A current global myth alleges that America under the Trump administration is not leading the world fight against the coronavirus in its accustomed role as the postwar global leader.
Yet the U.S. was the first major nation to issue a travel ban on flights from China, with Donald Trump making that announcement on Jan. 31. That was a bold act. It likely saved thousands endangered by Chinese perfidy and soon became a global model. None of the ban’s loud critics are today demanding it be rescinded.

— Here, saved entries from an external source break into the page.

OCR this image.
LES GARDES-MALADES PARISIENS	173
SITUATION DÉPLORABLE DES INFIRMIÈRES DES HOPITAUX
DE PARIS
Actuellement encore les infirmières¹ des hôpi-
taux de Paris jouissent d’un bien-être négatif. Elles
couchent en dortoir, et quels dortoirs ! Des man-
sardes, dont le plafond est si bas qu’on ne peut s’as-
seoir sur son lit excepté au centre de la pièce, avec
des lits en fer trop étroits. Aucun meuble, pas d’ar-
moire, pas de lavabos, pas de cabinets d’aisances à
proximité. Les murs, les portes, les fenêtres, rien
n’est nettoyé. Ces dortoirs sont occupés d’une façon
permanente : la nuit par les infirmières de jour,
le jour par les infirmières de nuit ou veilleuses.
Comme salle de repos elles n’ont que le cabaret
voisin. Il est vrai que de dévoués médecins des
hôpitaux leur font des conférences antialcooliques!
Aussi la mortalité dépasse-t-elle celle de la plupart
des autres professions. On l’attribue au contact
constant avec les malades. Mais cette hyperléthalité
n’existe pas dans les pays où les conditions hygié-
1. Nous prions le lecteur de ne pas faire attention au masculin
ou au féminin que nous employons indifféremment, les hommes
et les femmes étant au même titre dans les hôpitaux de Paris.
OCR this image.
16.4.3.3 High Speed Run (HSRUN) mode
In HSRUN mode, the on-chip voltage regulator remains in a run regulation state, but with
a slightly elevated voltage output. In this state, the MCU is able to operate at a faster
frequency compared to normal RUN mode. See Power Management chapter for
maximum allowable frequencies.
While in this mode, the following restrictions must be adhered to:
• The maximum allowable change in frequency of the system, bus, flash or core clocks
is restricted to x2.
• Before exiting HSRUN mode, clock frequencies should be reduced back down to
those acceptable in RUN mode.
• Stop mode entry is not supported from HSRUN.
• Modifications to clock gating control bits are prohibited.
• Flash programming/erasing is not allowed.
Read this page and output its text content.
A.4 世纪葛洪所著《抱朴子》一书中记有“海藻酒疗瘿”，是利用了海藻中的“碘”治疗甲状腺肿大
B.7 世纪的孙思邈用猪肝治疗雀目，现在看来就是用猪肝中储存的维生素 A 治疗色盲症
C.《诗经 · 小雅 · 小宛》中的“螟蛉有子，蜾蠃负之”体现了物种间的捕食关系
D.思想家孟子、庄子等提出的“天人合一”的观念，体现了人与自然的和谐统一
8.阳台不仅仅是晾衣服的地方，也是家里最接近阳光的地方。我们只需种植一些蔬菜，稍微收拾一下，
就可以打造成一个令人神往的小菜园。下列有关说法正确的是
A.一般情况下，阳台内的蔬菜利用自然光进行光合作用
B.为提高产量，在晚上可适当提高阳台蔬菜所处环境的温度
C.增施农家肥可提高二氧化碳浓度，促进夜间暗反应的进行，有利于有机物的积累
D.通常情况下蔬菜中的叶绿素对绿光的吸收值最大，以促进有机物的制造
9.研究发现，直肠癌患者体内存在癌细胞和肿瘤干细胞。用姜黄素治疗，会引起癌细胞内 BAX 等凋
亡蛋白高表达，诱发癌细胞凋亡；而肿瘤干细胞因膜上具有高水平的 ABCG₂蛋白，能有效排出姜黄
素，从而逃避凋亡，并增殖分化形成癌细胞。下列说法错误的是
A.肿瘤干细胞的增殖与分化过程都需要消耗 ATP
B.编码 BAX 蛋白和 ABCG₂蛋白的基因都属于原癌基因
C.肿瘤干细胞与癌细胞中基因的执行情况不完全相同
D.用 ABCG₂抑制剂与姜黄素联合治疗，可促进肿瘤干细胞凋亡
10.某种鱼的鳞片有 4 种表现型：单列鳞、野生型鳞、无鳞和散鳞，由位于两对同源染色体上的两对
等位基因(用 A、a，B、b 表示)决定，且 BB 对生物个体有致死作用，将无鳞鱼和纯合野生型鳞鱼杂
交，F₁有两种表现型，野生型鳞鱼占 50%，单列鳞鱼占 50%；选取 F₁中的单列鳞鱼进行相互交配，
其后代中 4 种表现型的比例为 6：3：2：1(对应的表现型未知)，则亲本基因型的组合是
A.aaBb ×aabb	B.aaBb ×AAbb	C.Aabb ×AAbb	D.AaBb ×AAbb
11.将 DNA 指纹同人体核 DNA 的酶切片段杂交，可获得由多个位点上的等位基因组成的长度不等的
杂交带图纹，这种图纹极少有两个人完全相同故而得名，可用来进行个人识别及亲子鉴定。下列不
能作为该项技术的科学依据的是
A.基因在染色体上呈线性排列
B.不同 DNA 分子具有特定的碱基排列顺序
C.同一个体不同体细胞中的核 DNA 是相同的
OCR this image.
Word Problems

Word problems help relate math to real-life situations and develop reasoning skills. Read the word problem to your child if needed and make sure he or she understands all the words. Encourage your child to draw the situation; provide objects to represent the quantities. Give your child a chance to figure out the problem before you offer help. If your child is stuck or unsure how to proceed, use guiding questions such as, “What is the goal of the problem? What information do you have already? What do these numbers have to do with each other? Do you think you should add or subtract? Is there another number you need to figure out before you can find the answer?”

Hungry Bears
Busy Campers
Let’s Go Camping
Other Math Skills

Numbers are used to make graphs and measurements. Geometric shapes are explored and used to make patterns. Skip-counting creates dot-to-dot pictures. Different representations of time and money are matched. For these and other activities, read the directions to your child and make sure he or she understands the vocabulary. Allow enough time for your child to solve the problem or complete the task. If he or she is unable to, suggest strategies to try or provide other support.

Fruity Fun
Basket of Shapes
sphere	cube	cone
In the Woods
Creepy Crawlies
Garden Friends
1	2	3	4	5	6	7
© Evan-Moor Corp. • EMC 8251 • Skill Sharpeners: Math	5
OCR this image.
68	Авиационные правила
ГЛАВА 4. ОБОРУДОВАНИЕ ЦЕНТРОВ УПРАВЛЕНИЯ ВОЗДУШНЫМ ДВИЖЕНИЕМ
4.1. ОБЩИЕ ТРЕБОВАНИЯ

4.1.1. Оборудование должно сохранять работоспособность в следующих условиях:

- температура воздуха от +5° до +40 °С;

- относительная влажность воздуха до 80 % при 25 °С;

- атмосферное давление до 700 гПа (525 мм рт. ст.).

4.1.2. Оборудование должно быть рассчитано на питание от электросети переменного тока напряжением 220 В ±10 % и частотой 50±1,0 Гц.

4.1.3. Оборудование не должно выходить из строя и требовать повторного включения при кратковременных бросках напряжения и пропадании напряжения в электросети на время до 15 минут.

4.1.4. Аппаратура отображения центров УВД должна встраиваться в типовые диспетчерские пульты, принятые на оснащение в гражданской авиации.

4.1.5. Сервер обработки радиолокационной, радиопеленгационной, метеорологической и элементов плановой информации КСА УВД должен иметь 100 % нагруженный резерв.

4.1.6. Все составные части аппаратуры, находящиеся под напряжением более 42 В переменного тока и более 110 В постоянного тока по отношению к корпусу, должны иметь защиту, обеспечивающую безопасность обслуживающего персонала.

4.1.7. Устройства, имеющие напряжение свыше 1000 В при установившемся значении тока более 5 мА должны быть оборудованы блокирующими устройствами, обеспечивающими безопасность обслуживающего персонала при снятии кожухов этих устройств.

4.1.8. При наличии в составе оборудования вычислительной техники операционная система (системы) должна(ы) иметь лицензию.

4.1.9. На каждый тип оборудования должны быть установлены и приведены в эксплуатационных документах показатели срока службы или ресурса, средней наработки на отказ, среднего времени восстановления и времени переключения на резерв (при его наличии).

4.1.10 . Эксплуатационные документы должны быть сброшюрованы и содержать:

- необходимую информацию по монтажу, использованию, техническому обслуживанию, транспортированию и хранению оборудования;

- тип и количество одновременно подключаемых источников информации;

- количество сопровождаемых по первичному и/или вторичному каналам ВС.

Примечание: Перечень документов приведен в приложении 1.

In typically American fashion, as we have seen in crises from Pearl Harbor to 9/11, after initial shock and unpreparedness, the U.S. economic and scientific juggernaut is kicking into action.
Already the U.S. is transitioning from a long, disastrous reliance on Chinese medical supplies and pharmaceuticals. In ad hoc fashion, companies are gearing up massive production of masks, ventilators and key anti-viral supplies.
The number of known deaths from the virus — for now the only reliable data available — shows a fatality rate of about 7-8 per million people in the U.S. That per capita toll is analogous to Germany’s and one of the lowest in the world among larger nations.
The U.S. economy in 2019 — with its near-record-low unemployment, inflation and interest rates — was the most robust in the world. It will soon be the key to rebooting global production and trade.
Confronting China over patent and copyright theft, technological appropriation, dumping and currency manipulation was not just in the U.S. interest, but for the global good.
A reckless and disingenuous China poses an existential threat to countries across the globe. The only world bulwark against Chinese propaganda and bullying remains U.S. economic and military power.
Despite accusations of growing isolationism at a time of a worldwide pandemic, the U.S. still stations 200,000-250,000 troops abroad. Those assets ensure that no hostile power in the present crisis will opportunistically threaten European and Asian democracies.
Record U.S. natural gas and oil production have helped lower global home heating and transportation costs. Among the biggest beneficiaries are Europe and Japan, the largest customers for Russia and the Middle East’s unreliable energy production.
The radical increase in American natural gas productions helps explain why the U.S. has made more progress in reducing carbon emissions than the signatories of the Paris climate accord. That voluntary agreement has had little success in curbing the planet’s largest carbon emitters. Even as the U.S. registered robust economic growth of nearly 2.5%, it nonetheless reduced its carbon emissions by 0.5% in 2017 (the latest year for which data is available), which was the largest reduction in the world.
The truth is that the free world would be a safer and more secure place if Europe, not the U.S., acted more responsibly. Individual European Union countries have junked their utopian EU brotherhood and are reverting to nationalist self-interests.
Fracking natural gas, with less reliance of coal-fired power plants, might have allowed European nations to meet their Paris climate accord promises.
Italy and other European countries have been especially vulnerable to Chinese mercantile pressure and have mortgaged their economic futures to Beijing, with disastrous results.
If the European Union produced more of its own gas and oil, it would not empower Moscow and the Middle East through its colossal importation of their energy.
And if NATO countries just met their obligation to spend 2% of their gross domestic product on defense, then the West would not be so vulnerable in such times of crisis. NATO nations could more effectively draw on their military and health resources to fight the virus.
Where the West is deficient is in the current lack of imagination of its most hallowed institutions. Universities in the U.S. and Europe are in suspension. They currently have hundreds of thousands of empty dorm rooms. Why not offer them as temporary refuges to the vulnerable homeless and poor?